Tels sont les résultats d’une étude publiée l’année dernière dans le Journal of Cataract and Refractive Surgery par une équipe de chercheurs indiens et américains. Ceux-ci ont pris pour point de référence deux établissements d’Aravind Eye Care System, un groupe indien d’hôpitaux ophtalmologiques réputé pour son usage des technologies de pointe (il en a déjà été question dans nos colonnes à propos d’intelligence artificielle). En analysant le matériel utilisé, les procédures, les données comptables et en comparant avec une étude antérieure portant sur les émissions carbone pour la cataracte au Royaume-Uni, ils ont donc abouti à cette différence abyssale de 1 à plus de 20.

Sus à l’usage unique

Quel est donc le secret des Indiens ? D’après les auteurs, il y en a deux. Ce qu’ils appellent une « approche à haut volume », d’abord, qui permet d’optimiser l’utilisation du matériel et donc de minimiser les émissions par opération.
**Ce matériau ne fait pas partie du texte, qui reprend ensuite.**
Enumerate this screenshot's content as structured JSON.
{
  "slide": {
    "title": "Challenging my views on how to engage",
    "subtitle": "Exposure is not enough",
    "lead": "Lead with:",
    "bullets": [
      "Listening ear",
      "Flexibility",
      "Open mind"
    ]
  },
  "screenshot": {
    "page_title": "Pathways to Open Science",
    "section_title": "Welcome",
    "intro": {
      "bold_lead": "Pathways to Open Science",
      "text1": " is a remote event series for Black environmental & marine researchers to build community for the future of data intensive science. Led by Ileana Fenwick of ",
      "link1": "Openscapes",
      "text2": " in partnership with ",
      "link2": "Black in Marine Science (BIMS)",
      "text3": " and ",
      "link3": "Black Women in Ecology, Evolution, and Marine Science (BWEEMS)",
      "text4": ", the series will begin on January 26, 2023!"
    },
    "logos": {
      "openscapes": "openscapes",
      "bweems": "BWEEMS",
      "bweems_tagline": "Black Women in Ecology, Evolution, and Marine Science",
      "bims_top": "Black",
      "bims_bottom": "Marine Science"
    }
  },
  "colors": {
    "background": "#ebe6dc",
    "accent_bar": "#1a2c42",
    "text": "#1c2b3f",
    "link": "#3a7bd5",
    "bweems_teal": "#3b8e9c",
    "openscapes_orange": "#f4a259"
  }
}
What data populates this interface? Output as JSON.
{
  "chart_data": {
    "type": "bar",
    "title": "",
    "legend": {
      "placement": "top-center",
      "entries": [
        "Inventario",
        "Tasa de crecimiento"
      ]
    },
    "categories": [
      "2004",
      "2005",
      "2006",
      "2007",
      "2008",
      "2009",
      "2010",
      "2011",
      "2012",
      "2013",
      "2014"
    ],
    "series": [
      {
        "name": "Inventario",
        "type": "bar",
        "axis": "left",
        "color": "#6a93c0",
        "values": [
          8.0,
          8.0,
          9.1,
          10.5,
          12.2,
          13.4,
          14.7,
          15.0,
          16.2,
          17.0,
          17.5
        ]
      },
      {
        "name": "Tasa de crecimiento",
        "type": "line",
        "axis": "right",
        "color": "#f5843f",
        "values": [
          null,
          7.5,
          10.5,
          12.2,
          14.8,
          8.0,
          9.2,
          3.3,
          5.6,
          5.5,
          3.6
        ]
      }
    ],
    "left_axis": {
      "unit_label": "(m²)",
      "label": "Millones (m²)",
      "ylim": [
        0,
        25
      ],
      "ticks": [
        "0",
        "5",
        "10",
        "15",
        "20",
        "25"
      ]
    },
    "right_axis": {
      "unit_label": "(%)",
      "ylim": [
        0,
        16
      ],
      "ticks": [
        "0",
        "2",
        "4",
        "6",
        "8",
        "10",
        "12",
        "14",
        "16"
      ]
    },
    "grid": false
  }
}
Mais surtout, les hôpitaux d’Aravind ont misé sur le matériel réutilisable, contrairement aux établissements britanniques qui utilisent largement du matériel à usage unique. Un travers qui n’a d’ailleurs rien d’une spécificité de nos amis d’outre-Manche.

« Le problème des hôpitaux modernes, c’est qu’on y a généralisé l’usage unique sans jamais montrer les effets en termes de coût financier et de coût carbone », commente le Dr Jane Muret, présidente du groupe « développement durable » de la Société française d’anesthésie-réanimation (Sfar). On peut d'ailleurs noter que ce groupe multidisciplinaire, qui va bien au-delà de l’anesthésie-réa, a notamment publié un guide du développement durable au bloc.
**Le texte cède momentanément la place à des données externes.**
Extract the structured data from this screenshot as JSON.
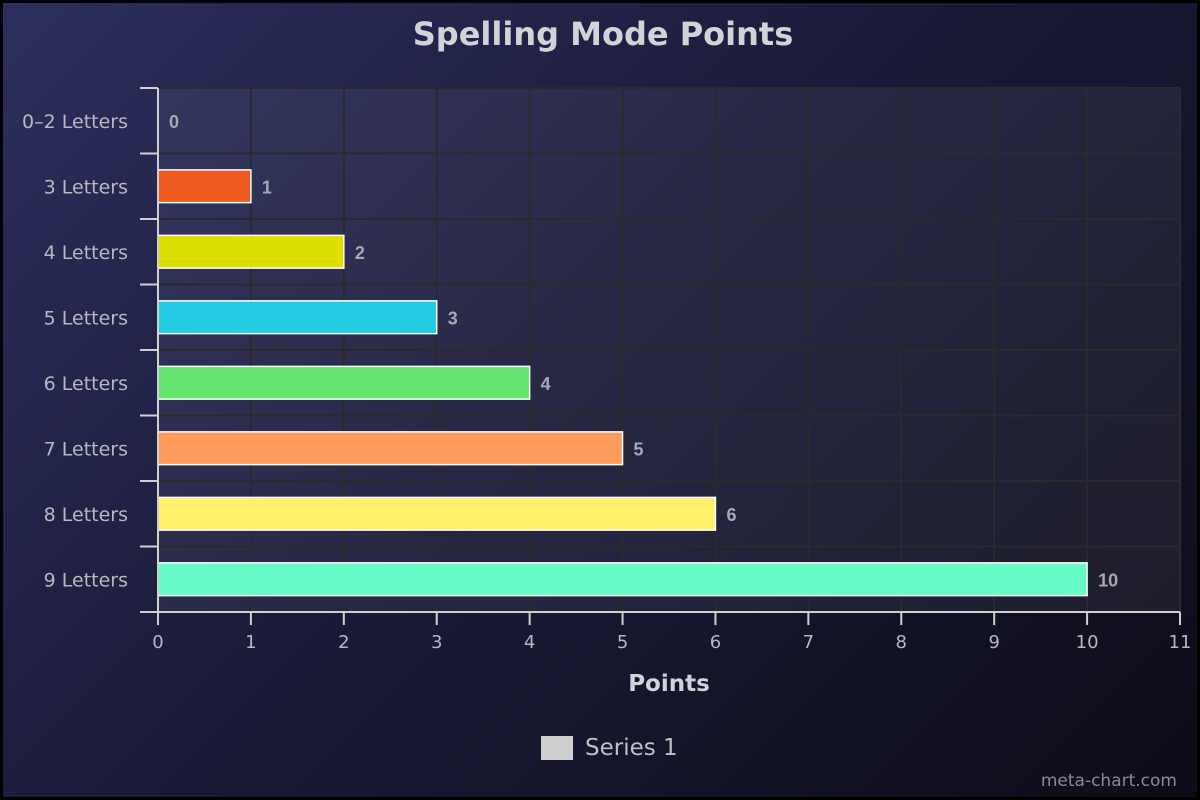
{
  "title": "Spelling Mode Points",
  "chart_data": {
    "type": "bar",
    "orientation": "horizontal",
    "categories": [
      "0–2 Letters",
      "3 Letters",
      "4 Letters",
      "5 Letters",
      "6 Letters",
      "7 Letters",
      "8 Letters",
      "9 Letters"
    ],
    "values": [
      0,
      1,
      2,
      3,
      4,
      5,
      6,
      10
    ],
    "colors": [
      "#e8e8e8",
      "#ef5a1f",
      "#dbe000",
      "#23cce2",
      "#63e46e",
      "#fe9a5c",
      "#fef26c",
      "#66fac6"
    ],
    "xlabel": "Points",
    "ylabel": "",
    "xlim": [
      0,
      11
    ],
    "xticks": [
      0,
      1,
      2,
      3,
      4,
      5,
      6,
      7,
      8,
      9,
      10,
      11
    ],
    "grid": true,
    "legend": {
      "position": "bottom-center",
      "entries": [
        "Series 1"
      ]
    }
  },
  "legend_label": "Series 1",
  "credit": "meta-chart.com"
}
Bien trier, c’est bien soigner

Mais selon Jane Muret, l’usage unique n’est qu’un des leviers que l’on pourrait utiliser pour réduire l’impact écologique d’une procédure chirurgicale aussi fréquente que la chirurgie de la cataracte. « On trie très mal en France », regrette par exemple l’anesthésiste. Trop de déchets vont en effet selon elle dans la filière des Déchets d’activité de soins à risque infectieux (Dasri), et sont donc non valorisables. « La règle n’est pas de mettre dans les Dasri tout ce qui touche le patient, mais tout ce qui peut être infecté », rappelle Jane Muret à toutes fins utiles.

Reste qu’imiter en tout point les hôpitaux d’Aravind pourrait s’avérer relativement compliqué. « La plupart des pays développés font face à de grandes contraintes en matière de réglementation », pointent les auteurs de l’étude américano-indienne, qui notent cependant les progrès réalisés en la matière par certains établissements aux États-Unis. Et comme le fait remarquer Jane Muret, les changements écologiques à l’hôpital sont souvent impulsés par les équipes, et non par les directions. N’y voyez là aucun message.